RD: It’s sad and it’s irresponsible, and what it shows is that this is not just an authoritarian problem. This is very powerful technology. I think it must be quite addictive for those who are using it … 

The problem with most democratic countries, and I would say my country included, Canada, is you have a lot of local police, a lot of entities below national intelligence agencies that potentially could be customers and for whom there is not really adequate oversight. That’s a recipe for the abuse of this type of technology. And that’s precisely what we’ve seen in Spain, Greece, Hungary, Poland and now Italy. And it wouldn’t surprise me if there are more countries, democratic countries, that are discovered abusing spyware.

RFN: Several American private equity firms have invested heavily in spyware companies. 

RD: I wouldn’t say it shocks me. I think it’s pretty par for the course for private equity. They’re going to invest in anything that’s going to make their fund profits and spyware sales tend to be quite lucrative … I would hope that with enough awareness about the problems of abuse, investors will start to wake up to not only the moral part of it, but, actually, the fiduciary risks around it, because the more that these companies are exposed, I think their value drops. They risk being subjected to sanctions and that could really hurt investors. Part of the aim of the work that we do is to try to raise that awareness.

RFN: NSO defends the rampant human rights abuses made possible by Pegasus by saying it can’t control who its clients choose to target. Is that a thin excuse? What else could NSO do to stop the targeting of civil society?

RD: They definitely could be doing more due diligence and making that due diligence public. For example, when they claim that they cut off clients, they could give more details about why they did that and what steps they took to investigate. At the same time, I think that it ultimately is not really a long-term solution to the problem to have companies police themselves. We need to have some kind of government regulation in this space to prevent the abuse of power. 

RFN: I have heard from experts that testing for spyware varies. Quick checks can be done, akin to rapid COVID tests, while more thorough tests involving a deeper dive, are the equivalent of a PCR test. How confident are you that Citizen Lab can detect all types of spyware, and especially Pegasus, even after a phone has been reset or an operator has chosen to self destruct the spyware, particularly with rapid tests?
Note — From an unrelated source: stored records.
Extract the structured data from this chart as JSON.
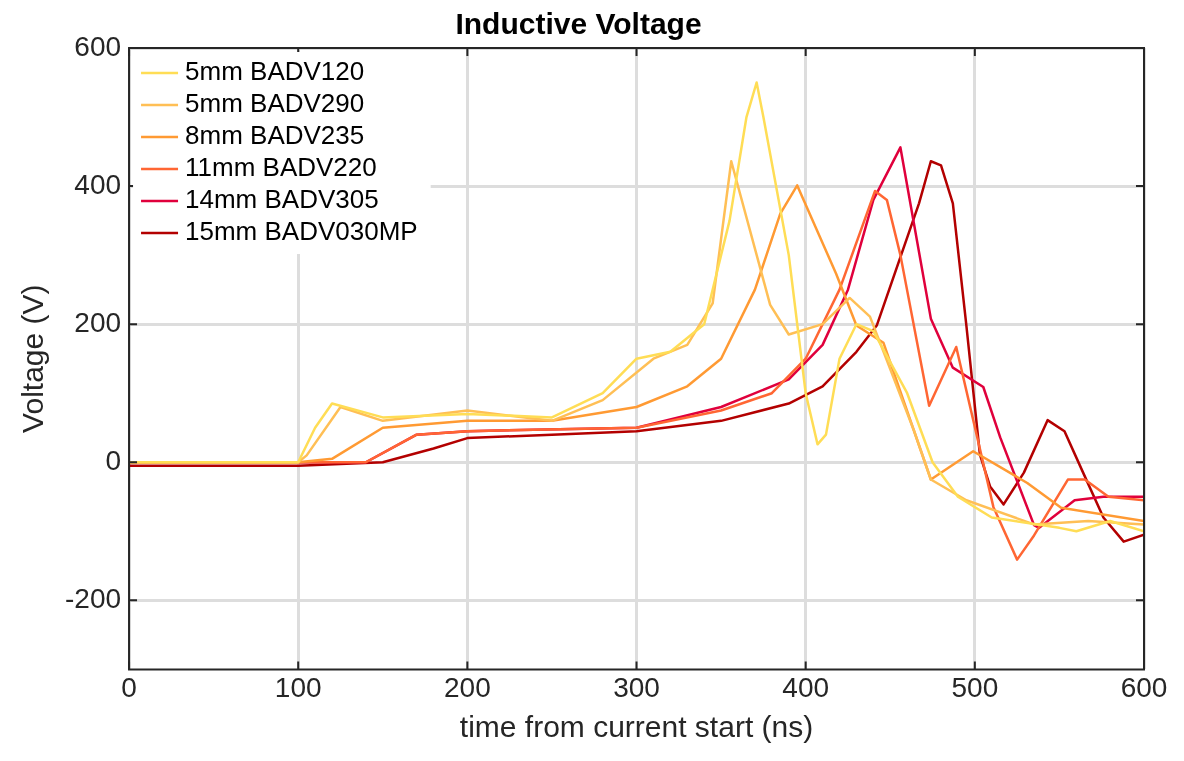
{
  "chart_data": {
    "type": "line",
    "title": "Inductive Voltage",
    "xlabel": "time from current start (ns)",
    "ylabel": "Voltage (V)",
    "xlim": [
      0,
      600
    ],
    "xticks": [
      0,
      100,
      200,
      300,
      400,
      500,
      600
    ],
    "ylim": [
      -300,
      600
    ],
    "yticks": [
      -200,
      0,
      200,
      400,
      600
    ],
    "grid": true,
    "legend": "top left",
    "marker": "none",
    "line_style": "solid",
    "series": [
      {
        "name": "5mm BADV120",
        "color": "#ffdd55",
        "x": [
          0,
          50,
          100,
          110,
          120,
          150,
          200,
          250,
          280,
          300,
          320,
          340,
          355,
          365,
          371,
          375,
          390,
          400,
          407,
          412,
          420,
          430,
          440,
          460,
          475,
          490,
          510,
          550,
          560,
          580,
          600
        ],
        "values": [
          0,
          0,
          0,
          50,
          85,
          65,
          70,
          65,
          100,
          150,
          160,
          200,
          350,
          500,
          550,
          500,
          300,
          100,
          26,
          40,
          150,
          200,
          190,
          100,
          0,
          -50,
          -80,
          -95,
          -100,
          -85,
          -100
        ]
      },
      {
        "name": "5mm BADV290",
        "color": "#ffbf55",
        "x": [
          0,
          50,
          100,
          105,
          125,
          150,
          200,
          250,
          280,
          310,
          330,
          345,
          356,
          379,
          390,
          410,
          426,
          438,
          464,
          474,
          495,
          535,
          567,
          600
        ],
        "values": [
          0,
          0,
          0,
          10,
          80,
          60,
          75,
          60,
          90,
          150,
          170,
          230,
          436,
          228,
          185,
          200,
          238,
          211,
          46,
          -25,
          -55,
          -90,
          -85,
          -90
        ]
      },
      {
        "name": "8mm BADV235",
        "color": "#ff9a33",
        "x": [
          0,
          50,
          100,
          120,
          150,
          200,
          250,
          300,
          330,
          350,
          370,
          385,
          395,
          418,
          430,
          446,
          474,
          499,
          531,
          551,
          600
        ],
        "values": [
          0,
          0,
          0,
          5,
          50,
          60,
          60,
          80,
          110,
          150,
          250,
          360,
          401,
          273,
          198,
          173,
          -25,
          16,
          -30,
          -66,
          -85
        ]
      },
      {
        "name": "11mm BADV220",
        "color": "#ff6633",
        "x": [
          0,
          50,
          100,
          140,
          170,
          200,
          300,
          350,
          380,
          400,
          420,
          441,
          448,
          456,
          473,
          489,
          511,
          525,
          535,
          555,
          565,
          579,
          600
        ],
        "values": [
          0,
          0,
          0,
          0,
          40,
          45,
          50,
          75,
          100,
          150,
          250,
          393,
          380,
          300,
          82,
          167,
          -65,
          -141,
          -106,
          -25,
          -25,
          -50,
          -55
        ]
      },
      {
        "name": "14mm BADV305",
        "color": "#e0003c",
        "x": [
          0,
          50,
          100,
          140,
          170,
          200,
          300,
          350,
          390,
          410,
          425,
          440,
          456,
          474,
          487,
          505,
          515,
          535,
          538,
          559,
          576,
          600
        ],
        "values": [
          0,
          0,
          0,
          0,
          40,
          45,
          50,
          80,
          120,
          170,
          250,
          380,
          456,
          208,
          137,
          109,
          36,
          -91,
          -95,
          -55,
          -50,
          -50
        ]
      },
      {
        "name": "15mm BADV030MP",
        "color": "#b30000",
        "x": [
          0,
          50,
          100,
          150,
          180,
          200,
          250,
          300,
          350,
          390,
          410,
          430,
          442,
          467,
          474,
          480,
          487,
          495,
          503,
          509,
          517,
          529,
          543,
          553,
          564,
          576,
          588,
          600
        ],
        "values": [
          -5,
          -5,
          -5,
          0,
          20,
          35,
          40,
          45,
          60,
          85,
          110,
          160,
          198,
          375,
          436,
          430,
          375,
          198,
          11,
          -35,
          -61,
          -15,
          61,
          45,
          -15,
          -80,
          -115,
          -105
        ]
      }
    ]
  }
}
RD: It’s very challenging to do what we do because the adversaries are constantly trying to modify how they go about infecting a device precisely to evade the type of forensic analysis that groups like the Citizen Lab do. We’re not 100% certain all the time … But we have a pretty good record. We have a lot of fingerprints of spyware infections that we can draw from. When we do determine that a phone has been infected with a particular type of spyware, we definitely wouldn’t be saying that without confidence in what we’re seeing. 

As you say, the manufacturers take steps to evade or even self destruct the infection. And that makes it more challenging for groups like us. 

RFN: NSO says it doesn’t allow clients to target American phone numbers. But a list emerged which showed U.S. citizens with U.S. phone numbers as Pegasus targets. 

RD: They claim that they restrict their clients from targeting plus one country codes [American numbers]. That’s not a technical restriction, that’s just a soft rule …

The other thing I’ll point out is we’ve had several examples of individuals whose phones were hacked and under surveillance while they were meeting with U.S. government officials.

RFN: We also know that, with its Karma spyware, the UAE was trying to infect American phone numbers.

RD: That’s right.

RFN: In October, it emerged that Immigration and Customs Enforcement had signed a $2 million contract with spyware firm Paragon Solutions. Do you fear that the Trump administration could begin deploying spyware to target members of civil society? 

RD: I just don’t know. I think we should all be prepared for the worst.